Compassion in the Courtroom

By Gerard B. Wattigny Not long ago, my job called me to sentence a man who was 76 years old. He had killed two men and wounded another. These shootings occurred in a small town where all of those involved knew one another. His son and family were very upset over the incident, feeling his father had been provoked into the shootings. The families of the victims were also upset because they felt they'd lost loved ones in a senseless argument. Both families suffered greatly from the incident. Through the practice and teachings I have learned from Thich Nhat Hanh and his students, I recognized the pain of these people and became mindful enough to see what was happening and what action was necessary to avoid further pain and anger in the future.

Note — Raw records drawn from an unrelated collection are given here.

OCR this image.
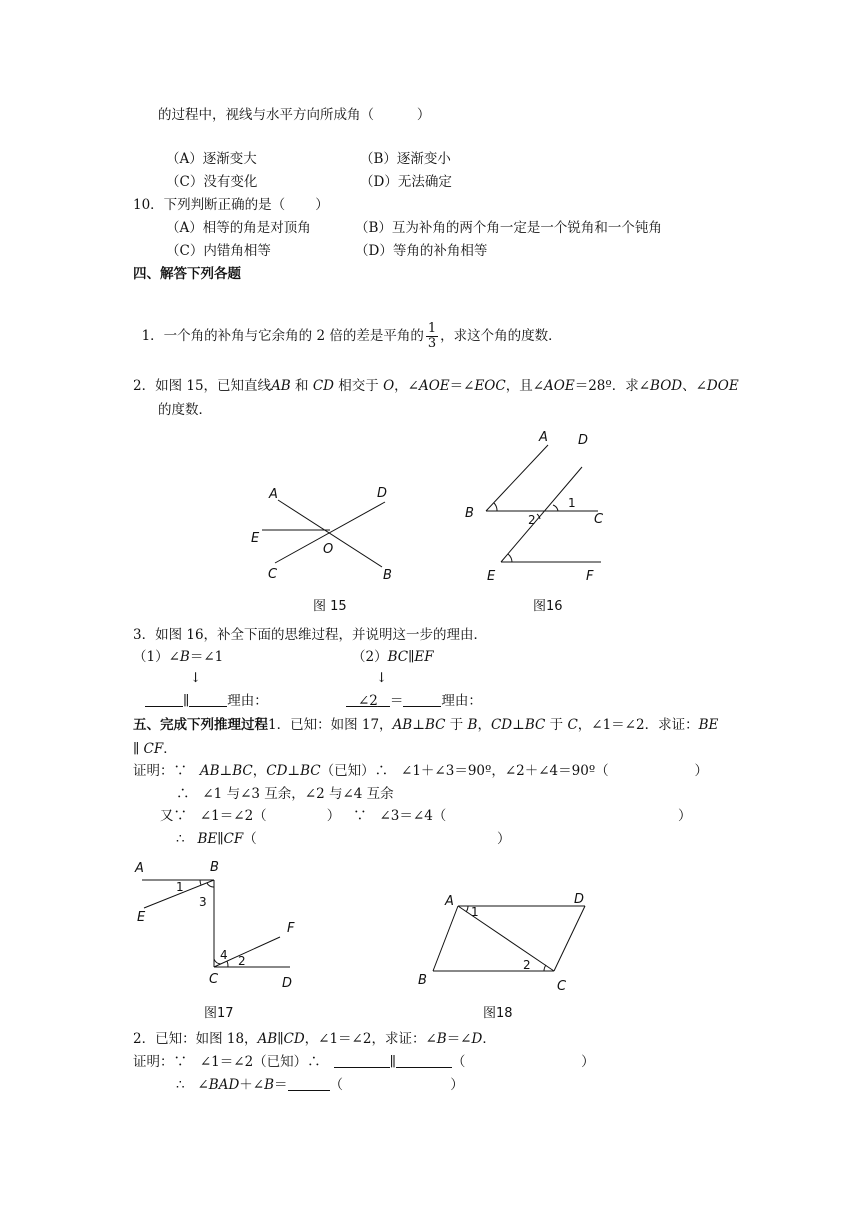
的过程中，视线与水平方向所成角（          ）
（A）逐渐变大	（B）逐渐变小
（C）没有变化	（D）无法确定
10．下列判断正确的是（       ）
（A）相等的角是对顶角	（B）互为补角的两个角一定是一个锐角和一个钝角
（C）内错角相等	（D）等角的补角相等
四、解答下列各题

1．一个角的补角与它余角的 2 倍的差是平角的 $\frac{1}{3}$ ，求这个角的度数．

2．如图 15，已知直线AB 和 CD 相交于 O，∠AOE＝∠EOC，且∠AOE＝28º．求∠BOD、∠DOE
的度数．
A	D
E
O
C	B
图 15
A D
B	C
E	F
1
2
图16
3．如图 16，补全下面的思维过程，并说明这一步的理由．
（1）∠B＝∠1	（2）BC∥EF
↓	↓
∥	理由：	∠2 ＝	理由：
五、完成下列推理过程1．已知：如图 17，AB⊥BC 于 B，CD⊥BC 于 C，∠1＝∠2．求证：BE
∥ CF．
证明：∵ AB⊥BC，CD⊥BC（已知）∴   ∠1＋∠3＝90º，∠2＋∠4＝90º（                    ）
∴   ∠1 与∠3 互余，∠2 与∠4 互余
又∵   ∠1＝∠2（              ）   ∵   ∠3＝∠4（                                                      ）
∴   BE∥CF（                                                        ）
A	B
E
F
C	D
1
3
4 2
图17
A	D
B	C
1
2
图18
2．已知：如图 18，AB∥CD，∠1＝∠2，求证：∠B＝∠D．
证明：∵ ∠1＝∠2（已知）∴	∥	（                           ）
∴   ∠BAD＋∠B＝	（                         ）
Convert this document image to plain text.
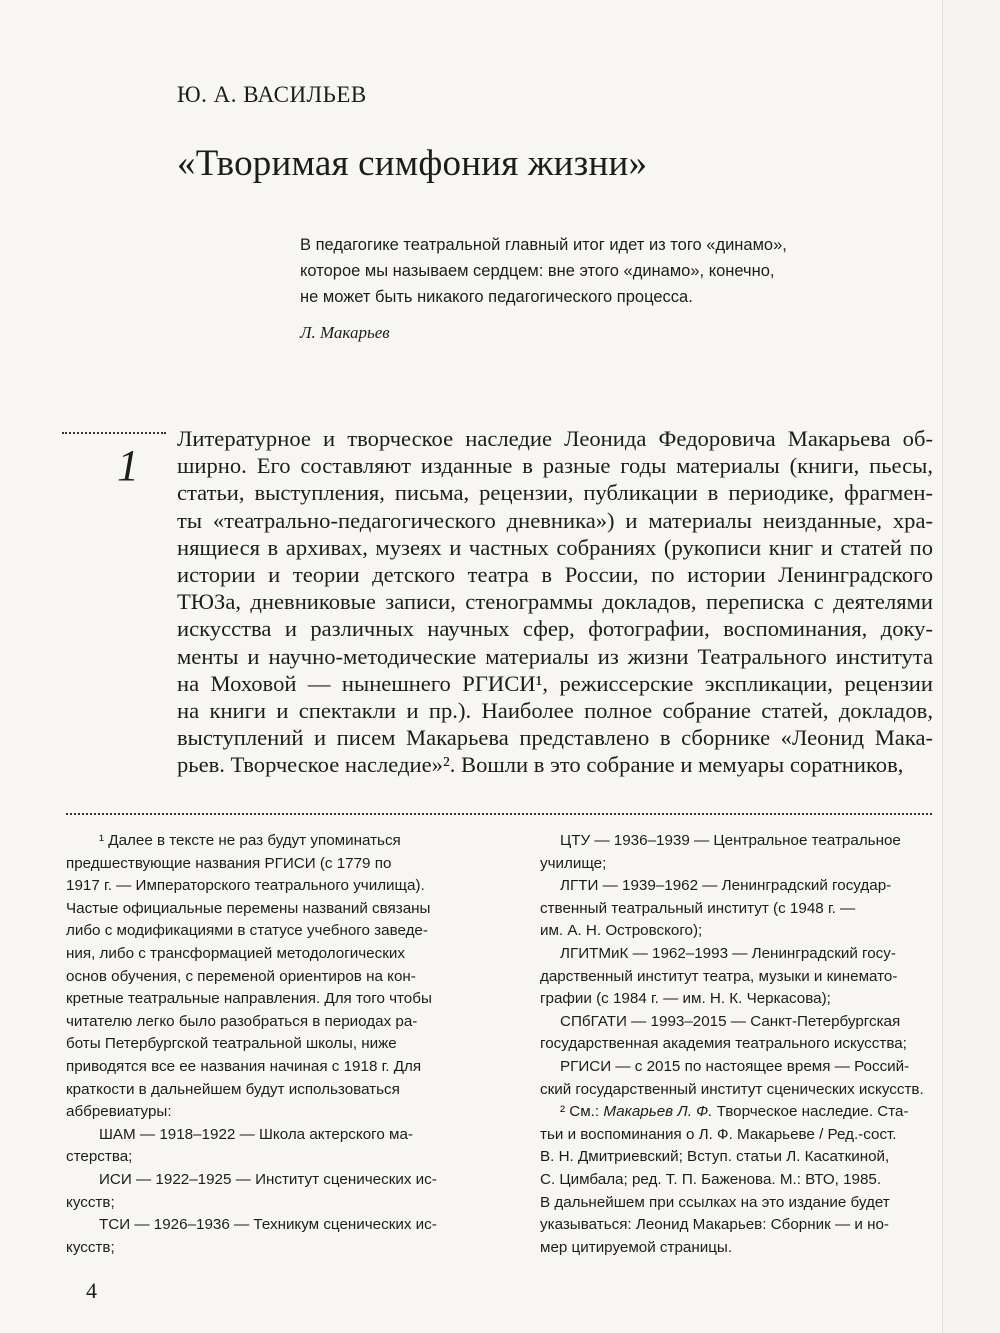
Ю. А. ВАСИЛЬЕВ
«Творимая симфония жизни»
В педагогике театральной главный итог идет из того «динамо»,
которое мы называем сердцем: вне этого «динамо», конечно,
не может быть никакого педагогического процесса.
Л. Макарьев
1
Литературное и творческое наследие Леонида Федоровича Макарьева об-
ширно. Его составляют изданные в разные годы материалы (книги, пьесы,
статьи, выступления, письма, рецензии, публикации в периодике, фрагмен-
ты «театрально-педагогического дневника») и материалы неизданные, хра-
нящиеся в архивах, музеях и частных собраниях (рукописи книг и статей по
истории и теории детского театра в России, по истории Ленинградского
ТЮЗа, дневниковые записи, стенограммы докладов, переписка с деятелями
искусства и различных научных сфер, фотографии, воспоминания, доку-
менты и научно-методические материалы из жизни Театрального института
на Моховой — нынешнего РГИСИ¹, режиссерские экспликации, рецензии
на книги и спектакли и пр.). Наиболее полное собрание статей, докладов,
выступлений и писем Макарьева представлено в сборнике «Леонид Мака-
рьев. Творческое наследие»². Вошли в это собрание и мемуары соратников,
¹ Далее в тексте не раз будут упоминаться
предшествующие названия РГИСИ (с 1779 по
1917 г. — Императорского театрального училища).
Частые официальные перемены названий связаны
либо с модификациями в статусе учебного заведе-
ния, либо с трансформацией методологических
основ обучения, с переменой ориентиров на кон-
кретные театральные направления. Для того чтобы
читателю легко было разобраться в периодах ра-
боты Петербургской театральной школы, ниже
приводятся все ее названия начиная с 1918 г. Для
краткости в дальнейшем будут использоваться
аббревиатуры:
ШАМ — 1918–1922 — Школа актерского ма-
стерства;
ИСИ — 1922–1925 — Институт сценических ис-
кусств;
ТСИ — 1926–1936 — Техникум сценических ис-
кусств;
ЦТУ — 1936–1939 — Центральное театральное
училище;
ЛГТИ — 1939–1962 — Ленинградский государ-
ственный театральный институт (с 1948 г. —
им. А. Н. Островского);
ЛГИТМиК — 1962–1993 — Ленинградский госу-
дарственный институт театра, музыки и кинемато-
графии (с 1984 г. — им. Н. К. Черкасова);
СПбГАТИ — 1993–2015 — Санкт-Петербургская
государственная академия театрального искусства;
РГИСИ — с 2015 по настоящее время — Россий-
ский государственный институт сценических искусств.
² См.: Макарьев Л. Ф. Творческое наследие. Ста-
тьи и воспоминания о Л. Ф. Макарьеве / Ред.-сост.
В. Н. Дмитриевский; Вступ. статьи Л. Касаткиной,
С. Цимбала; ред. Т. П. Баженова. М.: ВТО, 1985.
В дальнейшем при ссылках на это издание будет
указываться: Леонид Макарьев: Сборник — и но-
мер цитируемой страницы.
4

On the morning of the sentencing, the defendant's son requested an opportunity to address the court. The bailiff advised me that he was particularly bitter and wanted to vent his anger on the victims' families. I could feel the suffering and pain of both families. However, if he spoke, all the hurt in these families would be stirred up again. This feud could go on for generations. Because of my practice, I felt their pain and frustration, but I also knew that closure was important. Continued hatred and ill-feeling needed resolution.

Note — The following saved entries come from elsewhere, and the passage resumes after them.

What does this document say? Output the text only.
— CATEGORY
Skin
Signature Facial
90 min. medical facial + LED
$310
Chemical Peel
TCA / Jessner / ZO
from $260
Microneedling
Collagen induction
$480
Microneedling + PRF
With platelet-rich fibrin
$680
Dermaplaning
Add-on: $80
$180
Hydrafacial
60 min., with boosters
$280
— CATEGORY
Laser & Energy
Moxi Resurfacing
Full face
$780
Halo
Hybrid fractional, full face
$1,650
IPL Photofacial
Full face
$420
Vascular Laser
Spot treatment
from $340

I called the son up in the courtroom and addressed him in the front of the rest of the audience. I told him that I had something to say and if he still wanted to address the court after that, I would permit him to do so. I told him how we all felt his pain and the pain of his family, and that we knew that under other circumstances, his father would not have done these shootings. But I also asked him to consider the suffering of the victims' families. Their loved ones were gone forever. He, on the other hand, still had a father who was alive, though in prison. Finally, I asked him to consider his children and the children of the victims. These children are entitled to lives without a feud going on for another generation. They don't deserve to carry this pain into their future. I spoke to him for about 45 minutes until I felt that he would not speak in anger. He then said that he would not talk and took his seat for sentencing.

Under the circumstances of the crimes, I sentenced the 76-year old man to two life sentences. Afterwards, his son crossed the aisle and shook hands with the families of the victims, they all expressed mutual sorrow, and left the courtroom together in peace.

Gerard and his wife are daily practitioners in Louisiana. where he serves as a trial court judge in the 16th Judicial District Court.